Feature #5434
closedClean repository history
0%
Description
The CAC git repository is humongous. The .git directory is almost 1GB in size. This makes it very difficult to work with: cloning takes a long time, and git status takes foooorrrreeeeevvvveeeerrrr the first time you run it during a session.
The root problem is that there are a number of large objects in the repository history. I think the most problematic ones are some fairly large MySQL zip files from 2009 or 2010, though there may be others. A side effect of the presence of these objects is that we are unable to make the CAC repo public, due to the non-public information in these zips.
I'd like to propose that I aggressively clean the history of the repository. This will mean that all existing clones will need to be recloned: all developer copies, cdev, and the production site. I can handle cdev and the production sites, but members of the development team would obviously be responsible for recloning their own repos.
The change will also mean that most existing hashes will be rewritten, breaking old links to Github changesets. This is obviously not ideal, but I think it's probably worth it. We can create an archived (private) copy of the existing repo in case we ever need to cross-reference old hashes.
I'm in the process of running some tests and some statistics to make sure that it's a worthwhile move, but I wanted to open this ticket first so that anyone with concerns could raise them here.
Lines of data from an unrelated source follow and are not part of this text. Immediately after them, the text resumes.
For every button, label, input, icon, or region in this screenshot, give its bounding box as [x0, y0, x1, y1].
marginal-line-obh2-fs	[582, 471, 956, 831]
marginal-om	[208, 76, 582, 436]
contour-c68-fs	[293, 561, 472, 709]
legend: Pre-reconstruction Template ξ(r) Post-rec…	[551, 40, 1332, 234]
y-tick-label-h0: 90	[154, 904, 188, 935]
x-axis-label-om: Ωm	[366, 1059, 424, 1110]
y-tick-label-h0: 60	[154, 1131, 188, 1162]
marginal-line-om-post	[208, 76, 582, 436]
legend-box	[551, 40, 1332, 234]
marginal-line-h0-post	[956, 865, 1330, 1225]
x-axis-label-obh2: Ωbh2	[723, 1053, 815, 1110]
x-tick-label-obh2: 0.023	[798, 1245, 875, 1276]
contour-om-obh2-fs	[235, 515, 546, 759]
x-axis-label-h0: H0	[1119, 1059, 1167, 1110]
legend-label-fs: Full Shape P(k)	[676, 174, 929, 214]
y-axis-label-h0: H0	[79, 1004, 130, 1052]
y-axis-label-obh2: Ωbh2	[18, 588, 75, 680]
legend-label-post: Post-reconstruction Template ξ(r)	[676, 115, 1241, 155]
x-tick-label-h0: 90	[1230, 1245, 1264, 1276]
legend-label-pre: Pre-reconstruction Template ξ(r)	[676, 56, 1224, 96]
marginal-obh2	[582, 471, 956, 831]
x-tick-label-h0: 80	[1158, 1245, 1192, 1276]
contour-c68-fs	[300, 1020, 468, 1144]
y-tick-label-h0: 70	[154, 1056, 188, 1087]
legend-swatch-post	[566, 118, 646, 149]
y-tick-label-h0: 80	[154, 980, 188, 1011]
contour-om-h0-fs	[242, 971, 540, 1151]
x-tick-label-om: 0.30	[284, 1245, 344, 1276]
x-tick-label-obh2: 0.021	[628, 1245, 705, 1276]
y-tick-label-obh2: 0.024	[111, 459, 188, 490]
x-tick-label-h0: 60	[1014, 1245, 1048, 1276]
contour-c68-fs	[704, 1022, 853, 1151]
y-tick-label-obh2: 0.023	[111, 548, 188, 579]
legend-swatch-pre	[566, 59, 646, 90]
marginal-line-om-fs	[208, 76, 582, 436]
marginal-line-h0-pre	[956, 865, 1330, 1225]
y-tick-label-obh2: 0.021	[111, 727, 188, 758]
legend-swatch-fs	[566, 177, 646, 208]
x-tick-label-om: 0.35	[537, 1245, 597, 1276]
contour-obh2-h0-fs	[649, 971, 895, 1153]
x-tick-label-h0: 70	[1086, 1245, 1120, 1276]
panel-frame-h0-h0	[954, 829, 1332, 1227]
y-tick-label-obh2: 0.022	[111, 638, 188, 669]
Updated by Matt Gold over 8 years ago
Thanks, Boone. To clarify, does this mean we'd be creating a public repo (something I'd be in favor of if possible)?
Updated by Boone Gorges over 8 years ago
It's a necessary prerequisite to creating a public repository. There is still other work to be done before it's possible, though (like offloading non-free plugins/themes to a build process).
Updated by Raymond Hoh over 8 years ago
Big +1 here!
Here's an article that might help:
http://stevelorek.com/how-to-shrink-a-git-repository.html
In that article, there is also a bash script to find out what the largest files in the repo are, but the script didn't work for me.
Updated by Boone Gorges about 7 years ago
- Status changed from New to Resolved
Some of this work has been done, the rest is probably diminishing returns.